Thursday, June 17, 2010

2000 Years of Art but Apple Knows Best - Update

Perhaps sense does prevail in Appleworld after all. We wrote previously about Apple censorship of comic nudity in a new rendition of James Joyce's Ulysses and pointed out that Apple’s obsessive control of content could mean that art as we have known it over the centuries would be banned from the iPad. It was ironic that last night we watch a programme on the Italian Renaissance and the works of the likes of Michelangelo and wondered what those censors would make of these paintings, or for that matter the horrors of other works such as Goya.

Today marks the worldwide celebration of all things Joyce and Ulysses and as if on queue, AppleWorld censors have decided to allow the nude pictures in Throwaway Horse's graphic novel version of the book. The Apple folk had obviously seen the day in the diaries and realised it was a good day to turn a PR nightmare into a quick or quiet win.
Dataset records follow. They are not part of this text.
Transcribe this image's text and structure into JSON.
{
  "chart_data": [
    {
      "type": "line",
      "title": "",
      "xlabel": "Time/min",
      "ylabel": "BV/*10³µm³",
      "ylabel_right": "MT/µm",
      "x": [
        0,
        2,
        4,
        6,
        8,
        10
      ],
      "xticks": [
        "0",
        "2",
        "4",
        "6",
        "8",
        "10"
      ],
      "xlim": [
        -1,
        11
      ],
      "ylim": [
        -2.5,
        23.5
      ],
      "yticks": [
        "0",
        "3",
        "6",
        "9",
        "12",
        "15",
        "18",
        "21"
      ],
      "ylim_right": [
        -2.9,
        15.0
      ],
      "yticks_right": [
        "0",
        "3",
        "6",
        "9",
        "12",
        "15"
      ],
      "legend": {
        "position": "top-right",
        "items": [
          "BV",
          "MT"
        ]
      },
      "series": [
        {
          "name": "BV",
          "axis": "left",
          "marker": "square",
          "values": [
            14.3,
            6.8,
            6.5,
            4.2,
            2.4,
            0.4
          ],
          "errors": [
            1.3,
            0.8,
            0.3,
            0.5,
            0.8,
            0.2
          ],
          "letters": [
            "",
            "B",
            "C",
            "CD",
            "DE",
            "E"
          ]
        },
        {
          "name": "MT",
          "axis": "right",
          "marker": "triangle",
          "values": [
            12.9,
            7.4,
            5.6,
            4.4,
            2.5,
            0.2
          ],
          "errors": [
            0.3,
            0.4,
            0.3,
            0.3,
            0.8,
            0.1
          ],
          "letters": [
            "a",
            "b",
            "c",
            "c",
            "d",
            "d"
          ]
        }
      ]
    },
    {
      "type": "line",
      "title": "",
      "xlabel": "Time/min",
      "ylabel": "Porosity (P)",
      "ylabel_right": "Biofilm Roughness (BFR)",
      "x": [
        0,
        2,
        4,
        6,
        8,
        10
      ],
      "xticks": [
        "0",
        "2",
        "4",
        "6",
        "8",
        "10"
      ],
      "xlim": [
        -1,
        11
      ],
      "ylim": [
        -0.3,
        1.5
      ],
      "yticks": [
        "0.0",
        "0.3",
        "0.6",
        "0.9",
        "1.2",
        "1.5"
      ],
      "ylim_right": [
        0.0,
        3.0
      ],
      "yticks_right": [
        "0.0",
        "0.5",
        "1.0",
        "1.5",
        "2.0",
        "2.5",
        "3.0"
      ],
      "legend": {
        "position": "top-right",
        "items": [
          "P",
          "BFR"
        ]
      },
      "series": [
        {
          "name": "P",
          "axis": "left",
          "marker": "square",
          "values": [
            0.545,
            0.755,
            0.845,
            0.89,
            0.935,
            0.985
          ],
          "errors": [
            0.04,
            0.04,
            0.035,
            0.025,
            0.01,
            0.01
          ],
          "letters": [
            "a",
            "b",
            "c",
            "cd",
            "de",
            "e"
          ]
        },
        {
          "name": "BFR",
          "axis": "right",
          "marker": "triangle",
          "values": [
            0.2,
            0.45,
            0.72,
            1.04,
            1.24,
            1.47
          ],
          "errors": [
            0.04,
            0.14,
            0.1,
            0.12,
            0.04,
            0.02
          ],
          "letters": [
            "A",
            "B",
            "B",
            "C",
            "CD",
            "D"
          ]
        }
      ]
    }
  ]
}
The publisher is widely quoted that they have been told by Apple "that they made a mistake in establishing guidelines that were too rigid to allow for artistic growth". "We made a mistake," Apple spokeswoman Trudy Muller told the Washington Post, adding that when the comic's art was brought to Apple's attention, it "called the developers and offered them the opportunity to resubmit". "[Ulysses is] now in the store with the original panel drawings," she said.

The Ulysses chapter may now be closed but the questions still remain as to what the censor accepts as acceptable and fit for iPad consumption. The rigid control by geeks reading scripted rules begs the question of how many more times Apple’s rules will be tested before common sense prevails and the effort is redirected to more productive activity.